The strengths of this study are the large sample size, the analysis of multiple pathologies and the granular assessment of 0.2 × 0.2 × 0.2 mm3 postmortem MRI. This study also has some limitations. The first limitation is the different fixation methods used at the CNDR and HNL (see section “Specimens and Postmortem MRI”). While fixation method may be a potential confounder in the thickness analyses, we could not correct for this in our analyses as fixation method is confounded by diagnosis, i.e. all non-neurological specimens are processed with a different fixation method than those with a dementia diagnosis. However, as all results regarding the associations of TDP-43 pathology and tau pathology are in line with the literature and as all brain specimens, regardless of fixation method, were fully fixed, we do not expect that this played an important role. Another limitation is that we did not correct for multiple comparisons because of the uniqueness of the data and the sample size. While this increases the chance of false positives, we believe that this issue was limited in this paper as our findings matched previous literature. A source of variability in postmortem studies assessing structural measures is brain swelling. We noticed one subject with severe brain swelling (when compared to the antemortem MRI, which was available in this subject). We re-ran the analyses without this subject but saw no notable differences in the results (see Additional file 1: Tables 3 and 4). A last limitation is that neuropathological scores were established in the contralateral hemisphere. While having neuropathological scores and thickness measurements in the same hemisphere would have been preferable, this data is not available in the current study as the imaged hemispheres are still undergoing additional processing, including dense sectioning which is a very labor intensive process. Moreover, this additional processing, as part of a larger study, includes different sectioning and staining methods in which we are less confident about the pathology score compared to what is typically done in the CNDR and other neuropathology centers. While inter-hemispheric differences have been observed for neurodegenerative pathologies, these do not seem to be systematic [33, 57] and we there do not expect this to have affected our results. Additionally, if anything, such inter-hemispheric differences in neuropathology severity may have decreased our power to detect an association.

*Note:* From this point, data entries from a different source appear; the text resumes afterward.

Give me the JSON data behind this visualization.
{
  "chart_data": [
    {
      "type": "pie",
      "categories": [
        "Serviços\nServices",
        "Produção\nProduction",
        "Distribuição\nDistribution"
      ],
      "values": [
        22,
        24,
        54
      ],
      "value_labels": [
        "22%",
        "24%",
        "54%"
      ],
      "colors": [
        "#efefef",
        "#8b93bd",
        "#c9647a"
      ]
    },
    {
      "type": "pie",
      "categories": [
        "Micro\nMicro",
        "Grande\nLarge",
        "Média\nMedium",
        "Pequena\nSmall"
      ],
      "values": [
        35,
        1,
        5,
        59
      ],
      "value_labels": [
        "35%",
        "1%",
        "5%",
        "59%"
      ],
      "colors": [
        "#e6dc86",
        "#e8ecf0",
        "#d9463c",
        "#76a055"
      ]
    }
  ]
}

In conclusion, this unique dataset revealed differential MTL subregional atrophy patterns with different neurodegenerative pathologies. While the current study is limited by the use of the semi-quantitative scores of the different pathologies in the contralateral hemisphere and thickness measurements at a small number of anatomical locations, we aim to improve on this in future work as we are collecting serial immunohistochemistry of these four pathologies in the same hemisphere as the MRI, and matching it to structural MRI, in a subset of the participants [54, 68]. This will allow for the creation of 3D neurodegenerative pathology maps which can be directly linked to local neurodegeneration. Moreover, as this dataset continues to grow, we will be able to further tease apart the effects of different neurodegenerative pathologies on MTL structure.